Group-wise Data Ordering: Enhancing Instruction Tuning of Large Language Models via Embedding Proximity

Instruction tuning (IT) is a central mechanism for aligning large language models (LLMs) with user intent. In practice, randomly shuffling the training set is a simple yet surprisingly strong baseline. However, it overlooks latent structure, such as domain and reasoning depth, and thus interleaves heterogeneous objectives, which can induce gradient conflicts and diminish effective optimization progress. To this end, we propose EP-Order, an embedding-proximity-based data-ordering paradigm for IT of LLMs. Unlike previous paradigms that derive order from per-example scores, EP-Order explicitly accounts for inter-sample correlations by operating in representation space. EP-Order trains a warm-up model on a small subset of data (e.g., 10%), embeds all training samples for clustering, and ranks these clusters according to embedding proximity. To handle sharp gradient changes at cluster transitions and alleviate catastrophic forgetting under cluster-based training, we introduce mixed regions that interleave samples from the previous, current, and next clusters, thereby stabilizing learning.

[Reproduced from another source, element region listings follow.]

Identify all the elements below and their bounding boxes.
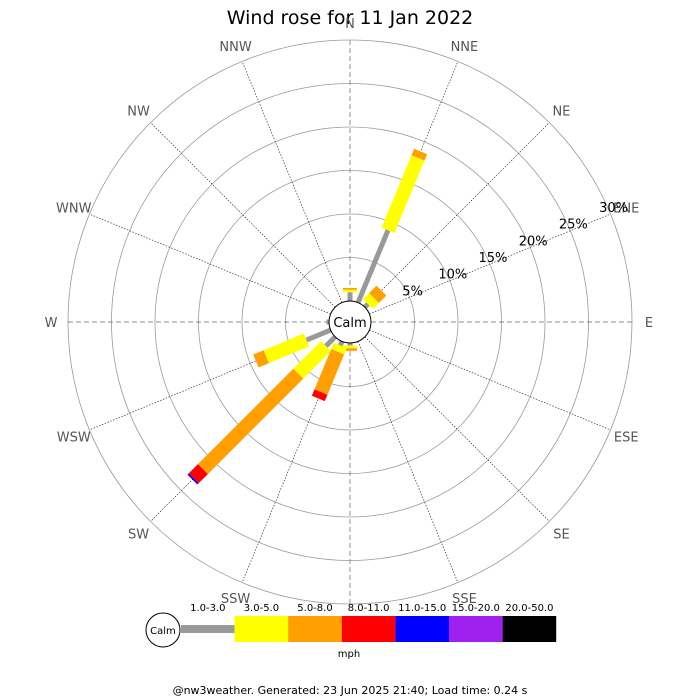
dir-label-nnw: NNW (219, 40, 251, 55)
bar-sw-5-0-8-0 (197, 368, 304, 475)
ring-20 (154, 126, 546, 518)
bar-nne-3-0-5-0 (381, 155, 425, 233)
bar-ne-3-0-5-0 (362, 292, 380, 310)
bar-sw-11-0-15-0 (187, 473, 199, 485)
wind-bars (187, 148, 428, 485)
bar-wsw-1-0-3-0 (305, 327, 332, 343)
ring-labels: 5% 10% 15% 20% 25% 30% (402, 201, 628, 299)
bar-sw-3-0-5-0 (293, 341, 331, 379)
dir-label-sse: SSE (452, 592, 477, 607)
bar-nne-1-0-3-0 (355, 229, 391, 304)
bar-sw-8-0-11-0 (188, 464, 208, 484)
ring-10 (241, 213, 459, 431)
spoke-wnw (89, 213, 331, 315)
dir-label-ssw: SSW (221, 592, 251, 607)
ring-label-20: 20% (519, 234, 548, 249)
ring-label-25: 25% (559, 218, 588, 233)
footer-text: @nw3weather. Generated: 23 Jun 2025 21:4… (173, 684, 528, 697)
legend-label-20-0-50-0: 20.0-50.0 (505, 603, 553, 614)
ring-label-15: 15% (479, 251, 508, 266)
bar-wsw-5-0-8-0 (253, 350, 269, 368)
bar-wsw-3-0-5-0 (263, 333, 310, 364)
ring-label-30: 30% (599, 201, 628, 216)
legend-label-15-0-20-0: 15.0-20.0 (452, 603, 500, 614)
spoke-nnw (241, 61, 343, 303)
dir-label-ene: ENE (613, 202, 639, 217)
dir-label-w: W (45, 316, 58, 331)
legend-calm-circle (145, 612, 181, 648)
bar-ssw-1-0-3-0 (337, 340, 345, 347)
legend-swatch-20-0-50-0 (502, 616, 557, 642)
dir-label-n: N (345, 17, 355, 32)
dir-label-e: E (645, 316, 653, 331)
legend-swatch-3-0-5-0 (234, 616, 289, 642)
direction-labels: NNNENEENEEESESESSESSSWSWWSWWWNWNWNNW (45, 17, 654, 630)
dir-label-ese: ESE (614, 430, 639, 445)
ring-label-10: 10% (438, 268, 467, 283)
bar-ssw-8-0-11-0 (311, 389, 328, 402)
spoke-ne (364, 122, 550, 308)
spoke-ene (369, 213, 611, 315)
dir-label-wnw: WNW (56, 202, 92, 217)
speed-legend: Calm mph 1.0-3.0 3.0-5.0 5.0-8.0 8.0-11.0 11… (145, 603, 557, 660)
bar-sw-1-0-3-0 (324, 335, 337, 348)
legend-swatch-5-0-8-0 (288, 616, 342, 642)
calm-circle (328, 300, 372, 344)
bar-ne-5-0-8-0 (369, 285, 387, 303)
spoke-ese (369, 329, 611, 431)
spoke-nw (150, 122, 336, 308)
legend-calm-label: Calm (150, 626, 176, 637)
legend-label-3-0-5-0: 3.0-5.0 (244, 603, 279, 614)
legend-label-1-0-3-0: 1.0-3.0 (190, 603, 225, 614)
dir-label-nne: NNE (451, 40, 479, 55)
legend-label-11-0-15-0: 11.0-15.0 (398, 603, 446, 614)
calm-label: Calm (333, 316, 366, 331)
spoke-sse (357, 341, 459, 583)
legend-swatch-11-0-15-0 (395, 616, 449, 642)
legend-label-8-0-11-0: 8.0-11.0 (348, 603, 390, 614)
bar-ssw-5-0-8-0 (314, 349, 345, 395)
bar-ssw-3-0-5-0 (331, 342, 347, 355)
legend-label-5-0-8-0: 5.0-8.0 (297, 603, 332, 614)
dir-label-sw: SW (128, 527, 149, 542)
legend-swatch-15-0-20-0 (449, 616, 503, 642)
chart-title: Wind rose for 11 Jan 2022 (227, 7, 474, 29)
bar-nne-5-0-8-0 (411, 148, 428, 161)
dir-label-ne: NE (552, 105, 570, 120)
spoke-se (364, 336, 550, 522)
calm-center: Calm (328, 300, 372, 344)
dir-label-se: SE (553, 527, 569, 542)
legend-swatch-1-0-3-0 (181, 625, 235, 633)
legend-swatch-8-0-11-0 (341, 616, 396, 642)
legend-unit-label: mph (338, 649, 360, 660)
dir-label-nw: NW (127, 105, 150, 120)
dir-label-wsw: WSW (57, 430, 91, 445)
ring-label-5: 5% (402, 284, 423, 299)
bar-ne-1-0-3-0 (363, 302, 370, 309)
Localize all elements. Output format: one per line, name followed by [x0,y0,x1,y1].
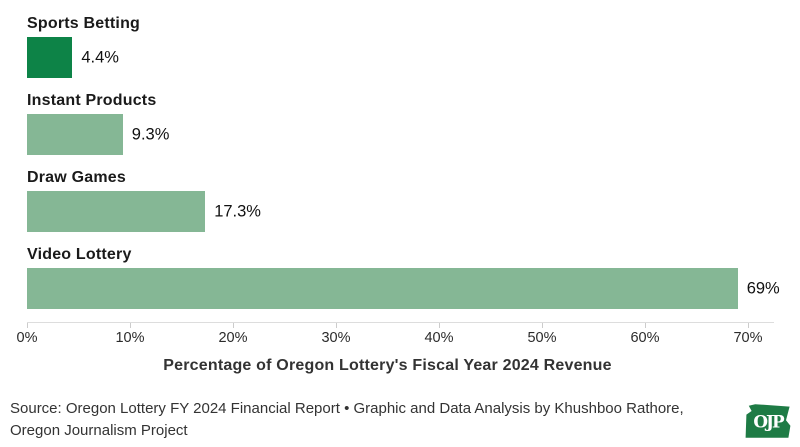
axis-tick-label: 10% [115,330,145,346]
axis-tick-label: 60% [630,330,660,346]
bar [27,268,738,309]
value-label: 9.3% [131,125,170,143]
bars-container: Sports Betting 4.4% Instant Products 9.3% Dr… [27,14,780,309]
category-label: Video Lottery [27,246,132,263]
bar-track: 4.4% [27,37,748,78]
axis-tick-mark [542,323,543,328]
bar-track: 69% [27,268,780,309]
bar-row: Video Lottery 69% [27,245,780,309]
bar-row: Draw Games 17.3% [27,168,748,232]
axis-tick-label: 70% [733,330,763,346]
bar-track: 17.3% [27,191,748,232]
axis-tick-mark [27,323,28,328]
category-label: Draw Games [27,169,126,186]
value-label: 4.4% [81,48,119,66]
axis-tick-label: 30% [321,330,351,346]
oregon-state-icon: OJP [745,404,791,438]
bar [27,37,73,78]
bar-chart: Sports Betting 4.4% Instant Products 9.3% Dr… [27,14,780,309]
axis-tick-mark [645,323,646,328]
value-label: 17.3% [214,202,261,220]
axis-tick-mark [439,323,440,328]
axis-tick-label: 50% [527,330,557,346]
axis-tick-mark [130,323,131,328]
bar-row: Instant Products 9.3% [27,91,748,155]
bar [27,191,206,232]
axis-tick-mark [748,323,749,328]
bar-row: Sports Betting 4.4% [27,14,748,78]
footer: Source: Oregon Lottery FY 2024 Financial… [0,398,800,447]
axis-tick-label: 0% [16,330,38,346]
category-label: Sports Betting [27,15,141,32]
bar [27,114,123,155]
axis-tick-mark [336,323,337,328]
category-label: Instant Products [27,92,157,109]
axis-tick-mark [233,323,234,328]
ojp-logo: OJP [744,400,792,447]
axis-tick-label: 20% [218,330,248,346]
axis-tick-label: 40% [424,330,454,346]
value-label: 69% [746,279,780,297]
bar-track: 9.3% [27,114,748,155]
x-axis: 0% 10% 20% 30% 40% 50% 60% 70% [17,322,774,350]
svg-text:OJP: OJP [753,411,785,431]
source-attribution: Source: Oregon Lottery FY 2024 Financial… [10,400,684,439]
x-axis-title: Percentage of Oregon Lottery's Fiscal Ye… [163,357,612,374]
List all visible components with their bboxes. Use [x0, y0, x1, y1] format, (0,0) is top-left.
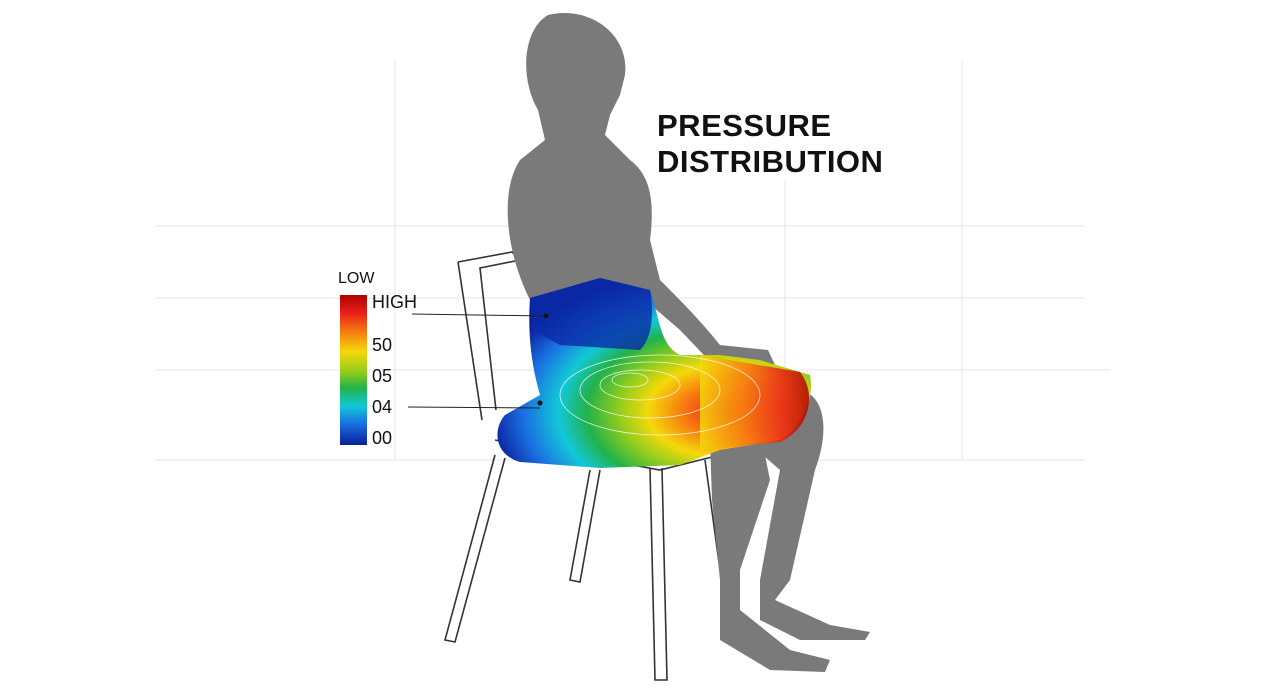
legend-tick: 50: [372, 335, 393, 355]
human-figure: [507, 13, 870, 672]
diagram-title: PRESSURE DISTRIBUTION: [657, 108, 884, 179]
legend-tick: 00: [372, 428, 393, 448]
legend-tick: 05: [372, 366, 393, 386]
legend-top-label: LOW: [338, 270, 375, 287]
leader-line: [407, 406, 541, 409]
pressure-heatmap: [497, 278, 811, 468]
leader-line: [411, 313, 547, 317]
legend-tick: 04: [372, 397, 393, 417]
legend-tick: HIGH: [372, 292, 417, 312]
legend-color-scale: [340, 295, 367, 445]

We evaluate EP-Order on seven popular multimodal LLM benchmarks and demonstrate that it is both more effective and more efficient than competing data ordering paradigms. We expand the application of EP-Order to a hybrid thinking text-only scenario, where think and no-think samples induce substantial optimization conflict, and evaluate with three benchmarks. EP-Order obtains nearly consistent improvements over random mixing. These results highlight embedding-proximity-based ordering as a promising direction for complex, high-conflict training data in IT.